O governo federal decidiu avançar na regulação das big techs e enviará ao Congresso dois projetos de lei em conjunto. A decisão foi tomada pelo presidente Luiz Inácio Lula da Silva (PT), que avalia a necessidade de tratar ao mesmo tempo da responsabilidade pelo conteúdo nas plataformas digitais e das práticas econômicas das maiores empresas do setor.
A proposta de regulação de conteúdo foi elaborada pelo Ministério da Justiça em conjunto com a Secom, enquanto a de regulação econômica ficou sob responsabilidade da Fazenda. Inicialmente, Lula pretendia despachar os textos ainda nesta semana, mas a entrega deve ocorrer na próxima, após articulação política com o Congresso.
Além de ajustes na agenda, Lula também aguarda a votação do projeto sobre “adultização”, que cria salvaguardas contra crimes virtuais cometidos contra crianças e adolescentes. A intenção é evitar sobreposição de pautas.
Como funcionará a regulação de conteúdo
O projeto estabelece que plataformas com mais de 3 milhões de usuários sejam responsabilizadas por criar mecanismos de denúncia e prevenção. A regulação ficará a cargo da Agência Nacional de Proteção de Dados (ANPD), que substituirá a atual autoridade.
Entre as obrigações, estão a criação de canais para usuários e autoridades notificarem conteúdos ilícitos, a apresentação de relatórios periódicos e a adoção de políticas preventivas.
As sanções terão caráter progressivo: advertências, multas e, em casos de descumprimento reiterado, bloqueio temporário de até 60 dias, prorrogável, mas que só poderá ultrapassar esse prazo com autorização judicial.

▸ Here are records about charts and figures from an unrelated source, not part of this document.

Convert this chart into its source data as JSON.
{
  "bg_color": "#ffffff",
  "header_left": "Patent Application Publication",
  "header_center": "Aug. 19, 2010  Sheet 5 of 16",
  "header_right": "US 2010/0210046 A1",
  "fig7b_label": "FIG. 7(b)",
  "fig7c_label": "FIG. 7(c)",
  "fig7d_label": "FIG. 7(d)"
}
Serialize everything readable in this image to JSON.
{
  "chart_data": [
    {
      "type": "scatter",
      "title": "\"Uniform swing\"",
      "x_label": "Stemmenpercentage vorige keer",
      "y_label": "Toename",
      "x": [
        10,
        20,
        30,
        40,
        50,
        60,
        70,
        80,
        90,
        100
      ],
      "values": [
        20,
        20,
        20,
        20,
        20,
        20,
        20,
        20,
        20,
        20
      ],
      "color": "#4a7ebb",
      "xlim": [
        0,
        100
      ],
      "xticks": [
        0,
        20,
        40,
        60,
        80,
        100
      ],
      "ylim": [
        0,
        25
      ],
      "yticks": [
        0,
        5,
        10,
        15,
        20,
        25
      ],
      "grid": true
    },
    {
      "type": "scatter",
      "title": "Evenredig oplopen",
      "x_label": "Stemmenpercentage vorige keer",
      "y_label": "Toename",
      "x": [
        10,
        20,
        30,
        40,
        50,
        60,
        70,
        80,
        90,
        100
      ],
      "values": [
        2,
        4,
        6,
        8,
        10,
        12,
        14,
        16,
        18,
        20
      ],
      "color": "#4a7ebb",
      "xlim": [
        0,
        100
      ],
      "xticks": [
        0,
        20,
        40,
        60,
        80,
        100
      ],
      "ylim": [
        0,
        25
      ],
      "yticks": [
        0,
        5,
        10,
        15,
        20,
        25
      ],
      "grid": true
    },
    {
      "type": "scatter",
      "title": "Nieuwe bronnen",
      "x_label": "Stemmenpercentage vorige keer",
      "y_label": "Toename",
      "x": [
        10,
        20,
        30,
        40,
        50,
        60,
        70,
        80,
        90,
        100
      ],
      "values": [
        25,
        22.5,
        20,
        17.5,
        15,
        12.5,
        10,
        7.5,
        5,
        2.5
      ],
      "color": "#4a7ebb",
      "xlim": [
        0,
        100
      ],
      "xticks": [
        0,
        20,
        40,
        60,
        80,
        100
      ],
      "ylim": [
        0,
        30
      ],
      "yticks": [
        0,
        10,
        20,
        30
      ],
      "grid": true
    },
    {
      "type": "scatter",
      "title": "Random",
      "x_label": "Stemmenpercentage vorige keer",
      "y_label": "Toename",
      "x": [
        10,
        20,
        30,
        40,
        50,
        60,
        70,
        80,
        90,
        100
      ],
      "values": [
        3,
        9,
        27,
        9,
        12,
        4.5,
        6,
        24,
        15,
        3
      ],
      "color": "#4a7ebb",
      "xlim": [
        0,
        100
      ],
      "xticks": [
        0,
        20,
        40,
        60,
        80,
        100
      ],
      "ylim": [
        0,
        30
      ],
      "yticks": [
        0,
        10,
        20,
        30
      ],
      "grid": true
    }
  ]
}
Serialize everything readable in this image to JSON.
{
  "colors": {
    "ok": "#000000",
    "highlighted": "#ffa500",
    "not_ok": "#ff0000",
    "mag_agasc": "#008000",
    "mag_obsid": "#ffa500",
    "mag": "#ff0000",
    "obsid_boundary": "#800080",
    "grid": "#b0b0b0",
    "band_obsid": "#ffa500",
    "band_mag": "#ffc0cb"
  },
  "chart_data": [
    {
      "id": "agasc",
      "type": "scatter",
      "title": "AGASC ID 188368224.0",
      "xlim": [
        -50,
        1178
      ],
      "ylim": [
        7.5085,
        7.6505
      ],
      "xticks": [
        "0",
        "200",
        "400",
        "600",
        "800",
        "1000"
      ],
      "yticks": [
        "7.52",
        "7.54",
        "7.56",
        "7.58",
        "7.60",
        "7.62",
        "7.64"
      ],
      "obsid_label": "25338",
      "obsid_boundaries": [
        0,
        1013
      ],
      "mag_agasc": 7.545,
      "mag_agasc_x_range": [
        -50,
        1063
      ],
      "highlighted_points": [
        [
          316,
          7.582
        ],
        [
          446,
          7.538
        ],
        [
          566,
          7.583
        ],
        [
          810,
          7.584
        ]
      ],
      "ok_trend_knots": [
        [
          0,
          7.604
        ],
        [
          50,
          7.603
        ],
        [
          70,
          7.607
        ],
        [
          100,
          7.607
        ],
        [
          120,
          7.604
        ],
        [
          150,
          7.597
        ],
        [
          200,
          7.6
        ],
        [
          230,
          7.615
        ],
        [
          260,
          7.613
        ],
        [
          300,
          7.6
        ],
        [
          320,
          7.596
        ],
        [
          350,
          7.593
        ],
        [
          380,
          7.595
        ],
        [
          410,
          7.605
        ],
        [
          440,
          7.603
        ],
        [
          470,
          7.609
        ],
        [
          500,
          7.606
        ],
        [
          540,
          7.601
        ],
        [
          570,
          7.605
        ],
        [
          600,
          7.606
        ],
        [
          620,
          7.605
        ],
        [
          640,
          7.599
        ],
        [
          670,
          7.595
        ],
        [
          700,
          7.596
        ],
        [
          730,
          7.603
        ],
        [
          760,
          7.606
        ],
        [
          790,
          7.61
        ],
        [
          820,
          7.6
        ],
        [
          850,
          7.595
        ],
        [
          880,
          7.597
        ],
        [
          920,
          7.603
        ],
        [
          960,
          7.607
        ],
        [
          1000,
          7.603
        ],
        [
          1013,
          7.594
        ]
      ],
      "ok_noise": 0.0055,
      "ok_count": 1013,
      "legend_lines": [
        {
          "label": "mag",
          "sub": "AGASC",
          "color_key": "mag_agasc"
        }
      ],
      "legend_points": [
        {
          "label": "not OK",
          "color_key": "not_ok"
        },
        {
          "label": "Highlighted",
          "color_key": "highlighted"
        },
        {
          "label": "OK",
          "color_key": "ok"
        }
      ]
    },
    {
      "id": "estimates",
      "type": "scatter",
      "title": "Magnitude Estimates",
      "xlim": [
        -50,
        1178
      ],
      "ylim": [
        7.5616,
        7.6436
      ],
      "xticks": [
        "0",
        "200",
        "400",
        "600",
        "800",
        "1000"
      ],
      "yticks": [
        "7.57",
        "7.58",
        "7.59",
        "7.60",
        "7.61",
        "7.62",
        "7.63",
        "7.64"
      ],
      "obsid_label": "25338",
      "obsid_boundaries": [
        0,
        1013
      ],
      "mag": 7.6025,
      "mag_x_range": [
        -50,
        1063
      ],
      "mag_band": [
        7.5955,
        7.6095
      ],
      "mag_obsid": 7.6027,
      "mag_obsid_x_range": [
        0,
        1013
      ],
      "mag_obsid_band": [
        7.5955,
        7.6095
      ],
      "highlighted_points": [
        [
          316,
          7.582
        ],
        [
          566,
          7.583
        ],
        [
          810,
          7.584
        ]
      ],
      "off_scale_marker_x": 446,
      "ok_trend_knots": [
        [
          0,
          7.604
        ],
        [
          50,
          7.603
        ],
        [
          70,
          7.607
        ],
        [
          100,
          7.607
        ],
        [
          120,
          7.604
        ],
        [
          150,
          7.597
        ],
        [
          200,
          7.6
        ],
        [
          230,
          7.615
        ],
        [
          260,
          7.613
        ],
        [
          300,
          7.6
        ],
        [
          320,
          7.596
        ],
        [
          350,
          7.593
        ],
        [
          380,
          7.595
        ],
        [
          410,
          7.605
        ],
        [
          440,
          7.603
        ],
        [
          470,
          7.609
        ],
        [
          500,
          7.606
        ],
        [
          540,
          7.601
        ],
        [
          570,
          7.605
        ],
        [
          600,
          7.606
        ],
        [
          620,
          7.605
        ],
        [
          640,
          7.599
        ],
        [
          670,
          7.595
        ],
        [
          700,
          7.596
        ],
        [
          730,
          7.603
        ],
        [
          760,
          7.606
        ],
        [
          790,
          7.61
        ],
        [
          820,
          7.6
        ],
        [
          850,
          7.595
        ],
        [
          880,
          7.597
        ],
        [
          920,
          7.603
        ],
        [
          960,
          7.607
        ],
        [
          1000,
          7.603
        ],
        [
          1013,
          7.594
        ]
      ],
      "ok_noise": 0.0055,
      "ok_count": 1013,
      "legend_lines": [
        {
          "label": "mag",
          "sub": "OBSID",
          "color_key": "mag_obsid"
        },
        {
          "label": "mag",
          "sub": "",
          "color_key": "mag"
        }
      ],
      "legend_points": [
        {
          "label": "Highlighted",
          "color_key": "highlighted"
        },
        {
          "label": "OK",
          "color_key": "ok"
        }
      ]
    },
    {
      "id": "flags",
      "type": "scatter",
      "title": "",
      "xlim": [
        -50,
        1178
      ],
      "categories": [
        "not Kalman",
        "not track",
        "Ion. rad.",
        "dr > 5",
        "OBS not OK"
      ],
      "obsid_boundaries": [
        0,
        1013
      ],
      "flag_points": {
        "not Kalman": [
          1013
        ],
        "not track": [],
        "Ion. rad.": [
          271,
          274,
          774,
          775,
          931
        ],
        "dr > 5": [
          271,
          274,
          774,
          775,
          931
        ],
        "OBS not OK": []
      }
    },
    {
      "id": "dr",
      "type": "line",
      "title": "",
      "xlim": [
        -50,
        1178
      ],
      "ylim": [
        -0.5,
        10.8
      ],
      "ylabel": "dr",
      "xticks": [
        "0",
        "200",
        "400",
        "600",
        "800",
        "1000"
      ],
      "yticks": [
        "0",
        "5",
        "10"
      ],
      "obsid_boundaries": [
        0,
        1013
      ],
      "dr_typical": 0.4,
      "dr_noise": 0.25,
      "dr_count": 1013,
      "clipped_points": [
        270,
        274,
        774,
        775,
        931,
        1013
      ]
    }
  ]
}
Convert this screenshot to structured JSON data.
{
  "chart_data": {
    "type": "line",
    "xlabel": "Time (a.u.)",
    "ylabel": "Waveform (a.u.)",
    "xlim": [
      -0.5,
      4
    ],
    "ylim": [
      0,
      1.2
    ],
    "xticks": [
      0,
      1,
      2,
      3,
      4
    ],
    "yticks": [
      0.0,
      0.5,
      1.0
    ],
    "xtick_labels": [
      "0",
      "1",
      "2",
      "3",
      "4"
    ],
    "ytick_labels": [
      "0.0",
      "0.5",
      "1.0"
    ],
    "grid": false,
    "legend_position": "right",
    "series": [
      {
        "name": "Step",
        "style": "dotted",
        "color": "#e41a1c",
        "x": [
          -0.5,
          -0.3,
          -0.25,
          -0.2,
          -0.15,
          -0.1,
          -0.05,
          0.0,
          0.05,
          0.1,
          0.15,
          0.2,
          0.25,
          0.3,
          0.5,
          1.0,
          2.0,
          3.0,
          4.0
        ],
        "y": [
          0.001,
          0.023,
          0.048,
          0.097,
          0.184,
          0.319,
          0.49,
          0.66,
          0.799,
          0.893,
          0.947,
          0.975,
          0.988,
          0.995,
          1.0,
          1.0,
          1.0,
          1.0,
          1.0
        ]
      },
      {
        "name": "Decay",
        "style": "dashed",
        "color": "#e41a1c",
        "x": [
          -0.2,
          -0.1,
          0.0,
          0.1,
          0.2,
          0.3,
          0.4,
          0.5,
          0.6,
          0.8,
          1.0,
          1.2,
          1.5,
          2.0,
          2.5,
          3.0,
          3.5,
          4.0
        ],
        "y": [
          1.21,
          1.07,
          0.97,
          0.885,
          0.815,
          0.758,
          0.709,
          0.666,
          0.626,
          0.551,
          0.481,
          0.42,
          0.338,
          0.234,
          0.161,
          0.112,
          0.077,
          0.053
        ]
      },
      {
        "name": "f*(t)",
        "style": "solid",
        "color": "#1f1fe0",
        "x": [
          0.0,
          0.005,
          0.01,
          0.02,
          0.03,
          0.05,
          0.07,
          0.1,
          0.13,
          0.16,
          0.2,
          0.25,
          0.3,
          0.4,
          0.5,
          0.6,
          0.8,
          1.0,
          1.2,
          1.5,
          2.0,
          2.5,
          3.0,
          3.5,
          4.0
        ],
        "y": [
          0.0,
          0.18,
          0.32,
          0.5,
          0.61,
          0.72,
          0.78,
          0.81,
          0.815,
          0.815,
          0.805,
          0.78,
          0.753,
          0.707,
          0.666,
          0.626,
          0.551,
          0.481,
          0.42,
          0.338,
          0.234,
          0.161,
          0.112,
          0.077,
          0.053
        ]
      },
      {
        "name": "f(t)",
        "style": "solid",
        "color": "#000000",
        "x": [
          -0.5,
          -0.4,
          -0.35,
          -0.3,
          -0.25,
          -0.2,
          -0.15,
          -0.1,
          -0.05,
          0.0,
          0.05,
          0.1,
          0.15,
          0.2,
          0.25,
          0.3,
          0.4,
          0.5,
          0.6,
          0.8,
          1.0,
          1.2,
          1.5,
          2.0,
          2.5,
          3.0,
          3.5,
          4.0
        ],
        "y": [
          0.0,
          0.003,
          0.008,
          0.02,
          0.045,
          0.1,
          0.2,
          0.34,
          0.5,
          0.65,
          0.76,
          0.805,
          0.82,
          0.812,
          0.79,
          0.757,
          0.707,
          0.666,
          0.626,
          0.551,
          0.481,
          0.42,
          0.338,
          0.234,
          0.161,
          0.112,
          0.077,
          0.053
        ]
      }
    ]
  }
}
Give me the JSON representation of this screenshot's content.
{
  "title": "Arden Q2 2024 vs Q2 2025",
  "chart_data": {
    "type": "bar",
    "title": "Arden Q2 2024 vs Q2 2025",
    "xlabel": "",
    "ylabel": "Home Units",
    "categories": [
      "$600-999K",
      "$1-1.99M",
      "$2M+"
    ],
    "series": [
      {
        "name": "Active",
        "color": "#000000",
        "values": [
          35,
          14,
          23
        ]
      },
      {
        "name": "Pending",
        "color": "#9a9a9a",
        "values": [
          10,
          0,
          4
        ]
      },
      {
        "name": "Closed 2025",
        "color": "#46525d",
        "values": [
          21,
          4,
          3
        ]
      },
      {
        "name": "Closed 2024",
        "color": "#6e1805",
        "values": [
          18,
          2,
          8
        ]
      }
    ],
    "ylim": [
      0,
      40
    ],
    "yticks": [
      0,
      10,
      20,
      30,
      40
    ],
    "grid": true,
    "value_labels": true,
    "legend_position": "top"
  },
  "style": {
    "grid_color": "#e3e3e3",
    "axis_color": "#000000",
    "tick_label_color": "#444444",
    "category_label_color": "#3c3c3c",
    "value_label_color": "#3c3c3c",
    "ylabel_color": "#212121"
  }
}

O texto, no entanto, exclui crimes contra a honra e desinformação da lista de conteúdos sujeitos à remoção sem ordem judicial. O entendimento é que, nesses casos, a palavra final deve ser da Justiça, em consonância com decisão recente do Supremo Tribunal Federal.
Regulação econômica e combate a monopólios digitais
Já a proposta econômica mira as chamadas big five — Google, Amazon, Apple, Meta e Microsoft —, acusadas de práticas que reduzem a concorrência. Entre elas, a cobrança de taxas consideradas abusivas em lojas de aplicativos, direcionamento forçado em meios de pagamento e políticas que favorecem seus próprios serviços em buscadores.
O governo defende que tais práticas sufocam startups e encarecem produtos e serviços para o consumidor final. Para enfrentar o problema, será criada no Cade a Superintendência de Mercados Digitais, com poder para investigar e propor medidas personalizadas para cada empresa.
O modelo foi inspirado em legislações da União Europeia, mas, segundo técnicos do governo, com adaptações ao contexto brasileiro.